Is Sanctum Safe

Are LSTs Safe?

Most LSTs that Sanctum support use a version of the SPL stake pool program. Multiple security firms have audited the stake pool program nine times to ensure total safety of funds. So far it has controlled 1B+ dollars of value over more than two years, with no exploits found. Of course, just because a contract has not been exploited in the past does not mean it will never ever be exploited in the future, but it is clear that the stake pool program is one of the safest programs in the world.

We also support the Marinade and Lido programs, which are also battle-tested and have undergone multiple audits.

Who controls the LSTs?

We have launched many new LSTs; some have asked who controls these. The individual projects do not control the LSTs. Rather, it is controlled by a multisig.

The upgrade authority of Sanctum’s LSTs is currently held by a 10-member multisig. All members are highly reputable actors in the space: Jito, Jupiter, Laine, Mango, MRGN, Solblaze, and Sanctum. Any changes to the LST program will have to be approved by a majority vote from this multisig. No single party can unilaterally change the program. We plan to significantly grow the size of the multisig and eventually freeze the program.

The day-to-day management of the LSTs is currently held by Sanctum. This management authority is in charge of setting up the LSTs and staking the deposited SOL. Please that the management authority cannot steal your funds, even if compromised. It is possible for the management authority to raise fees, however the program is designed that fee changes are capped and happen with ample warning, so you can withdraw your SOL before any changes take effect: see here for details.
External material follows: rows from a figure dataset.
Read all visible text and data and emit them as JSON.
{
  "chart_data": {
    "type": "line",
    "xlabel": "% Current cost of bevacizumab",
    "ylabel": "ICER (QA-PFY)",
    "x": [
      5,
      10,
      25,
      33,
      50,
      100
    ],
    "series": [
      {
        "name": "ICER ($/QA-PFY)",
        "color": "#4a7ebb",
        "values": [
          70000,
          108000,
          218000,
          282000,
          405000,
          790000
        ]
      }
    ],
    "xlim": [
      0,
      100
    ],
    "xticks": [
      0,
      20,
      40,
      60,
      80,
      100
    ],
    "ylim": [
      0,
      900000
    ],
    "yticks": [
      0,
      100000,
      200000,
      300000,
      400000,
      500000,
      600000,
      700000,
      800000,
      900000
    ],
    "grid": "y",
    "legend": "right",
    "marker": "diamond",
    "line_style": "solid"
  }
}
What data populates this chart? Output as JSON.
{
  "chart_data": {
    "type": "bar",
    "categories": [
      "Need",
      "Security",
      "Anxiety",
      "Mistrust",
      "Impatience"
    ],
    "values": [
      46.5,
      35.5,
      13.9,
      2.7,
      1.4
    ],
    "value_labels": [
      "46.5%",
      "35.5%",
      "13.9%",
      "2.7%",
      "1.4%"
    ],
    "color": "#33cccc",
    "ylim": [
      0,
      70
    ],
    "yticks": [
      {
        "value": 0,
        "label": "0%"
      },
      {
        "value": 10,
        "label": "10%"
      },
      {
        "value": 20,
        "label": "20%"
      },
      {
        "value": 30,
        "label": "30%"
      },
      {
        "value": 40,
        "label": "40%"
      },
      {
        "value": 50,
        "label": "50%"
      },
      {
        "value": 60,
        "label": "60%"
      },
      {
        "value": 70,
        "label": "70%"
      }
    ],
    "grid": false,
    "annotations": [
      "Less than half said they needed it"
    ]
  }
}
We plan to use Jito’s Stakenet to perform this delegation in the future.

“Depeg” risk

This is a risk often misunderstood by many. People often think of depegs like a bank run: you deposit money in the bank, the bank lends out your money, those loans default, and the bank does not have the money to pay you. However, this is not possible in the case of an LST. Unlike on Ethereum (which has withdrawal queues), LSTs on Solana are designed such that you can always get your staked SOL immediately, no matter what.

How is it possible for the price of an LST to fall below par then? This reflects a very strong (sometimes irrational…) preference for immediate liquidity. For example, when a whale sells a very large amount of mSOL without caring about slippage. This is a self-resolving problem, in that large depegs are often arbitraged back to par in a matter of minutes, and will not affect the majority of LST holders – their SOL is still there. Rather, this is of most concern for people using LSTs as collateral on borrow-lend protocols, as they may get liquidated. This should hopefully be mitigated as liquidity gets deeper (infinity! reserve! router!) and oracle structures on borrow-lend protocols become more robust.